So, tomorrow this baby will be 28 weeks old meaning I have been "technically pregnant" for 30 weeks. I am still feeling pretty good. I am however, starting to get little fears here and there about the whole labor and birth thing. I was sure I would always ONLY be afraid of the being a mom part. I am getting nervous about the before part as the clock ticks down. I know in my gut that I am more than capable of this. I know that my body has done nothing but show me it is ready and willing. From the very moment we got pregnant I have been awash in hormones and physical changes indicating that I am in fact, as G insisted, built for this. I can't tell you exactly what it is but for those of you who run or participate in any type of performance or competetive sport like distance running, I am nervous and scared in the same way you get before a big show or race or game. I am starting to think about the "starting line" and wondering if I have done everything I need to to be ready, have I trained properly? The answer is "you won't know until you cross the finish line". And I won't. I won't know the day I go into labor, I won't know when I start pushing or when the pain gets real. I won't know when the midwives arrive or when my mom gets here. I won't know if I trained properly until I am done pushing and holding this child in my arms for the first time. Then and only then will I know if I did it "right". I don't mean "right" like "I succeeded in my attempt at home birth, or natural vaginal birth or even vaginal birth with medical intervention". I mean did I train and work with my mind in an appropriate and helpful way so that I was able to weather the storm of labor, no matter how it unfolds? Was I able to keep my center and remain present for the process? Was I able to remember the difference between pain and suffering? Its all very unknown at this point and I think that groundlessness is both frightening and wonderful. It is like being told you are going on a trip, being given a general guide of what to pack and then told you have to wait 10-12 weeks until someone knocks on your door and says "yup, grab your shit. We are off to the airport"

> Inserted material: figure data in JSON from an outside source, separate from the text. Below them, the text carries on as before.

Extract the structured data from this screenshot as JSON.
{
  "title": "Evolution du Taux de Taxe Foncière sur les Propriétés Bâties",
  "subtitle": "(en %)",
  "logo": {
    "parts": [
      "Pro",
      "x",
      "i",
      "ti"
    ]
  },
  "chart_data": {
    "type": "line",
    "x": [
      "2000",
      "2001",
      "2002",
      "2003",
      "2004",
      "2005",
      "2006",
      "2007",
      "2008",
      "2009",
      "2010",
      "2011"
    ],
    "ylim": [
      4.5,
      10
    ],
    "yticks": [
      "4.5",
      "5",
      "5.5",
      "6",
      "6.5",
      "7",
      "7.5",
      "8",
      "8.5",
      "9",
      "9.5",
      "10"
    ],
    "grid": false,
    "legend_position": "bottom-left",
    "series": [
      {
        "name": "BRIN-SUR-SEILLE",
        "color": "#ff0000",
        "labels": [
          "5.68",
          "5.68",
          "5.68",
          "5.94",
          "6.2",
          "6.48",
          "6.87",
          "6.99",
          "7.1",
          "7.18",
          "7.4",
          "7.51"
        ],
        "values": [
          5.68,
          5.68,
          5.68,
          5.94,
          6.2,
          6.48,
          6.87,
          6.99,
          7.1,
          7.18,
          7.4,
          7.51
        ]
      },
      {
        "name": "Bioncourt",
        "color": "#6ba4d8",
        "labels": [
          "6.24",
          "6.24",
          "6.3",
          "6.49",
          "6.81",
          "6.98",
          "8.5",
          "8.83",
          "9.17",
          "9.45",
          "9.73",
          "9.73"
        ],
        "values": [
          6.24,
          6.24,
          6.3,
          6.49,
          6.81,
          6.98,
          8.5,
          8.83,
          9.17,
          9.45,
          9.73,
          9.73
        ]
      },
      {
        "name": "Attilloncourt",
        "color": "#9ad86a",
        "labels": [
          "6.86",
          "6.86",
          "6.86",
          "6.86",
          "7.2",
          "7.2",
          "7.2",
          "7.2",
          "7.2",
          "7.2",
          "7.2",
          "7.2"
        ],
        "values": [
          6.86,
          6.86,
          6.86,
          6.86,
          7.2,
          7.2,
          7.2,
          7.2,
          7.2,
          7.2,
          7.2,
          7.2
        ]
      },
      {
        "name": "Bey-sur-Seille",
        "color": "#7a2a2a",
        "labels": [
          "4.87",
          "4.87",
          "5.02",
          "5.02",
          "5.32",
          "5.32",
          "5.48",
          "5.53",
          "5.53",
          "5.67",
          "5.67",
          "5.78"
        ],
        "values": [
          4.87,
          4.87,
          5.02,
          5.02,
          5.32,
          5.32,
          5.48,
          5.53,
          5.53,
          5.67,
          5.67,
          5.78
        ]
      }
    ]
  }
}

So, in all of this there have continued to be interesting, comical, distressing and gross phisical changes. I no longer sleep very well. As comfortable as my bed is I am hot, have to pee and feel like the mattress is too soft and it is always a major chore to get myself OUT of bed. I am always leaking something from somewhere....yeah, yuck. Pregnancy farts....hilarious but absolutely disgusting. Like clear the dogs out of the entire upstairs of the house disgusting. Poor Hubbs. And just recently, when I cough, cry, see a sweet baby, run a stressful call or hear my husband say something sweet to me my breasts leak. This is very new and I was a little freaked out at first. I called my mom and told her and her voice went up and entire octive and she said how great it is. Apparently it is a good indicator that my desire to breastfeed will very likely be fufilled. She says it is a good indicator that my body is producing the hormones and the "stuff" I will need to not just feed this baby but to get this baby out. I remain dubious but am always more believing when she sounds suprised and her voice goes up like that. Anyway, things are changing rapidly. It is good. I am more ready every day to meet the little starfish. I have no idea how I am going to do this "parent" thing but I am feeling ever more ready to give it a try. Most of all, I just can't wait to smell this little creature and hold them in my arms for the first time.
Ok, time to jump in the shower and run some errands. I have 14 people coming to my house for dinner tonight! Aahhhh! I hope this finds you all well. Sorry for the overshares. Happy Holidays.